Глава 13
22 ноября 2020 г. в 14:29
Затуманенный разум. Весь день плыву, от вчерашнего. Краснею, когда ухожу в воспоминания, не могу сдерживать томную улыбку. Проблемы Мии и ссора с девочками эгоистично уходят на второй план моих мыслей. Келли впервые перешла черту и теперь бессовестно весь день теряется от Нолана. Я знаю, так не будет вечно, и мне придется посмотреть ему в глаза. Но хочется как можно дольше продлить этот момент безрассудной свободы.
Вечер не захотела проводить дома в напряженной обстановке. Решила взять с собой бук и поработать в любимом кафе, за вкусным ужином. Хотела отключить телефон, чтобы не потревожил Нолан. Чтобы не ворвался в мою идиллию пошлых фантазий и не разрушил все виной к нему и чувством «должна». Эгоистично, но телефон все еще включен, потому что Арон тоже может набрать. По крайней мере, надеюсь, и каждое уведомление отзывается вспышкой внутри и током на кончиках пальцев. Но все нет, нет и нет…

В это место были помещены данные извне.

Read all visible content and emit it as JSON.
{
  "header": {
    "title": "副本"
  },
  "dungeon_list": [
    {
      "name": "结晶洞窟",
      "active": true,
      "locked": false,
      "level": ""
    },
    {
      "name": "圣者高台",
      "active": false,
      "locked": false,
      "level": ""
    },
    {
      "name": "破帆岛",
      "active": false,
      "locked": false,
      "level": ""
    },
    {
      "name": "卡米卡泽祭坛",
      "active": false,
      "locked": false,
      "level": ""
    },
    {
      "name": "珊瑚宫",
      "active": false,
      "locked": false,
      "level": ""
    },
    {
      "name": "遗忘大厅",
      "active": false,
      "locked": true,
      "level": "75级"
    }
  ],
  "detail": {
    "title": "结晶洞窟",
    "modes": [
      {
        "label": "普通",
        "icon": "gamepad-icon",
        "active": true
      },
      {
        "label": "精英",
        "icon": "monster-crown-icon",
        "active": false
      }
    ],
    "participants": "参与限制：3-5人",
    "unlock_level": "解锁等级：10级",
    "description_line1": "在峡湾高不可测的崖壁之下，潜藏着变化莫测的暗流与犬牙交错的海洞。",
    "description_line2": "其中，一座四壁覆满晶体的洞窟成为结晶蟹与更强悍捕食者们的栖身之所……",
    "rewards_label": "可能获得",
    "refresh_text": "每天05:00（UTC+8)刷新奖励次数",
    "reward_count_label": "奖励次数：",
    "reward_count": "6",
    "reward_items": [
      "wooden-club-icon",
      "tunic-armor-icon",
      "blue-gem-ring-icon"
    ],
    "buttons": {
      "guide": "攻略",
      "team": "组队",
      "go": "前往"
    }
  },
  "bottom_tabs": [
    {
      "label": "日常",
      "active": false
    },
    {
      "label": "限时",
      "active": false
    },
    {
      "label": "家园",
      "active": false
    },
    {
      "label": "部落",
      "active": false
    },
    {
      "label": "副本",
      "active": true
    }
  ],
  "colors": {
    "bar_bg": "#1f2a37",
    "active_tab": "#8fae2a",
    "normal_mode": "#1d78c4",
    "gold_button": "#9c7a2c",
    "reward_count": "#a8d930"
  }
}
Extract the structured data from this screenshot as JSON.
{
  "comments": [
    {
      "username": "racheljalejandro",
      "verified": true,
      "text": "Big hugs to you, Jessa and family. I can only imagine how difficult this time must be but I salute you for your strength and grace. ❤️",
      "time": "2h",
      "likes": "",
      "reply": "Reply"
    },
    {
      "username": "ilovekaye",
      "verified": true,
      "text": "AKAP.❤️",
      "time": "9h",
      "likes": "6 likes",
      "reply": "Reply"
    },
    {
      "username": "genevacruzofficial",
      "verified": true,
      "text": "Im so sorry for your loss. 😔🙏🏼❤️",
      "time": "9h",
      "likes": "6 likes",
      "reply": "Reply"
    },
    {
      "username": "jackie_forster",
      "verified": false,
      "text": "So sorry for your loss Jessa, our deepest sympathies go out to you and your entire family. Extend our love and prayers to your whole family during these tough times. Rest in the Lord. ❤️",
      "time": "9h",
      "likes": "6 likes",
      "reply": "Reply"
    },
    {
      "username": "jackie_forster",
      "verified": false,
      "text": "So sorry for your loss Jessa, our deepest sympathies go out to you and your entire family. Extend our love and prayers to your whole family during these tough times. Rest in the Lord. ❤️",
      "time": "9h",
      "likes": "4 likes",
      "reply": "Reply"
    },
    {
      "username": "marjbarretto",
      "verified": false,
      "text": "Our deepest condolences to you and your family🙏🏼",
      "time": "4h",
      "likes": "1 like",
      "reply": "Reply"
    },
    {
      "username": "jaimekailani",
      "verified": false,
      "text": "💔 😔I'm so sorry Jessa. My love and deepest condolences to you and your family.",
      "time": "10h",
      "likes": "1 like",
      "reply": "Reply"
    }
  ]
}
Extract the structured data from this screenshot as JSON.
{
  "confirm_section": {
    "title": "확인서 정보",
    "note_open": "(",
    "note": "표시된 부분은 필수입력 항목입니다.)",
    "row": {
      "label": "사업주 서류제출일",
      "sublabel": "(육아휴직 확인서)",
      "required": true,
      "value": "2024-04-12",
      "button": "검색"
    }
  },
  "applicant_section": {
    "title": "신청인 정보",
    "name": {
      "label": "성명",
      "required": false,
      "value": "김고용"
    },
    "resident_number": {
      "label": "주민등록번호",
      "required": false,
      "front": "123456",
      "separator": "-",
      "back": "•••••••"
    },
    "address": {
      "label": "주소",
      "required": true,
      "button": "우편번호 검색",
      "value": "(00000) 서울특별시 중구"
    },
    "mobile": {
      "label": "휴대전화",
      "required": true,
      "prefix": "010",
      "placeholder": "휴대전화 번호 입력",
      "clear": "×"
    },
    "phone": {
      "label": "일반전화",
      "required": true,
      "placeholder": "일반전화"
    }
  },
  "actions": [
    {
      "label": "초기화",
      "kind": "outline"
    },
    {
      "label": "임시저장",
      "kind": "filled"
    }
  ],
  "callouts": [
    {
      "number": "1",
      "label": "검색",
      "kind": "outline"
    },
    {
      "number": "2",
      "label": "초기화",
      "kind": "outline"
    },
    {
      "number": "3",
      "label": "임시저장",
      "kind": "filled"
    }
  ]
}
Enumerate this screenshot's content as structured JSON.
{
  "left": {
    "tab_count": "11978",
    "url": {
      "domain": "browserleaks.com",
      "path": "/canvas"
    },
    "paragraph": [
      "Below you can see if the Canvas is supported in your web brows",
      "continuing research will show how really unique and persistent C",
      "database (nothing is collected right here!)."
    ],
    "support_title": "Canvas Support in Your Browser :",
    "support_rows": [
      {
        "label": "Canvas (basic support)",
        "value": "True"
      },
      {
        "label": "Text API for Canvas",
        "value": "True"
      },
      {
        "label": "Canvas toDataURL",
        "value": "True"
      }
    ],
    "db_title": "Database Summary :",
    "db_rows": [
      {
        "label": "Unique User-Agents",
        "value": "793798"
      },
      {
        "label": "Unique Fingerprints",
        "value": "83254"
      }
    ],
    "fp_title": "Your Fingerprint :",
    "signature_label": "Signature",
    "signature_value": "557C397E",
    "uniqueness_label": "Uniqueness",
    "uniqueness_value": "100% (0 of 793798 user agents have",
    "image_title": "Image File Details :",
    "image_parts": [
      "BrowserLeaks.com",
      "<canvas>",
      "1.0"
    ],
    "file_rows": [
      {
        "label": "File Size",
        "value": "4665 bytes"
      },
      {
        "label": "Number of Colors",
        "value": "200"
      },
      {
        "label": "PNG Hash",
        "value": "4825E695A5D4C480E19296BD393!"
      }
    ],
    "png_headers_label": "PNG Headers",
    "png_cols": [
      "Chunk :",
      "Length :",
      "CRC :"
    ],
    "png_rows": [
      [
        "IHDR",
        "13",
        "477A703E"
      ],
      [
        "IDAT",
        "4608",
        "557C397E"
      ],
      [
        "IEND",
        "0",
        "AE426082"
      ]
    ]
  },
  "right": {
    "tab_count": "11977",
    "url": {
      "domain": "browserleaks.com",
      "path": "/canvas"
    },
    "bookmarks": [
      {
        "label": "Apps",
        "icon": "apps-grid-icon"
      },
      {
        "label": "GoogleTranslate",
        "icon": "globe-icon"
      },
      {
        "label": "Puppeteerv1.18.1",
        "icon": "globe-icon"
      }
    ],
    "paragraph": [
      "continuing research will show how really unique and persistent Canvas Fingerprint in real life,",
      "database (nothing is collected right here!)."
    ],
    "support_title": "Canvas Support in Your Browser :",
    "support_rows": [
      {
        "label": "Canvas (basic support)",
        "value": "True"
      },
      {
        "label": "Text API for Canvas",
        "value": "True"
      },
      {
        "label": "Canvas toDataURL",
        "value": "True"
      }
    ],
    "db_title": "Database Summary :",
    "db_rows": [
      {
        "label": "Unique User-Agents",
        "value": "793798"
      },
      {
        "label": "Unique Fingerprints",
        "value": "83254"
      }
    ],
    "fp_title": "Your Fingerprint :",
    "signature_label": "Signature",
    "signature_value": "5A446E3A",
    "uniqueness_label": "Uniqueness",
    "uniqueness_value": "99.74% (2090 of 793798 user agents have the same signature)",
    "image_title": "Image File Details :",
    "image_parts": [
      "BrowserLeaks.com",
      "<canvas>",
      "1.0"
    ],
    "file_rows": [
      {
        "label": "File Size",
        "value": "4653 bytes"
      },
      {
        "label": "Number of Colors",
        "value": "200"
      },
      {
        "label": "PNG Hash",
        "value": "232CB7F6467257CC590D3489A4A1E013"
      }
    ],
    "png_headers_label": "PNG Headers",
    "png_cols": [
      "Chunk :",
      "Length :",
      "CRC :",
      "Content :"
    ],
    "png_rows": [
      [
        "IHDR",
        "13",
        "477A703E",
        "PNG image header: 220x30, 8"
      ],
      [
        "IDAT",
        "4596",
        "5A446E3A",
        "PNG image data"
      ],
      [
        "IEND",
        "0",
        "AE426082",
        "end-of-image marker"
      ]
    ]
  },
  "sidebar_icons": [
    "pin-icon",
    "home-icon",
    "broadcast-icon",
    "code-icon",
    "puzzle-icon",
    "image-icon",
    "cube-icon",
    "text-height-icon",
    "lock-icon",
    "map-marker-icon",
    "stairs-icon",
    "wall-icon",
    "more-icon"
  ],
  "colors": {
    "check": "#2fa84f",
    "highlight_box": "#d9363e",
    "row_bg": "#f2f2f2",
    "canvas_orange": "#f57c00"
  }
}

В уютную атмосферу кафе вваливается ураган из знакомой энергетики. Поднимаю голову ко входу и вижу Арона. Черт. Он тоже удивлен меня здесь увидеть; улыбается и идет ко мне. Арон кладет свою спортивную сумку рядом и сам садится напротив.
— Что мы здесь делаем одни?
Закрываю ноут и отодвигаю.
— Решили поужинать в приятной компании.
— А меня позвать нет? — какой же…
— Ты и сам прекрасно пришел.
Пока Арон сделал себе заказ, я в это время все-таки поставила телефон на беззвучный режим. Кто нужен, тот рядом. Боже, что же я делаю?
— Я с тренировки.
— Ты же сказал, что уже год не занимаешься.
— Нет, я год не участвую в боях. Но продолжаю тренироваться.
— Почему бросил?
— Потому что, Келли. Я не всегда умел держать себя в руках.
Интересно.
— Ты и сейчас не умеешь, — улыбаюсь, пряча свой взгляд в чашечке кофе; намекаю на вчерашнее.
— Скажи, что тебе не понравилось, — наклоняется корпусом близко ко мне.
— Какая разница? — ухожу от ответа.
— Поцелуй, — он смотрит на мои губы и ждет, пока я наклонюсь к нему.
Не могу отказать и нежно целую его.
— Что произошло год назад?
— Избил одного, — смеется, но сквозь серьезность, — не хочу вдаваться в подробности, но я сильно поругался после этого с тренером и на этом все.
— Скучаешь по боям?
— Нет, — но в голосе слышу, что да.
Меня снова удивляет непонятное чувство. Я ощущаю, будто это я младше его, а не он меня. От него исходит невероятная сила.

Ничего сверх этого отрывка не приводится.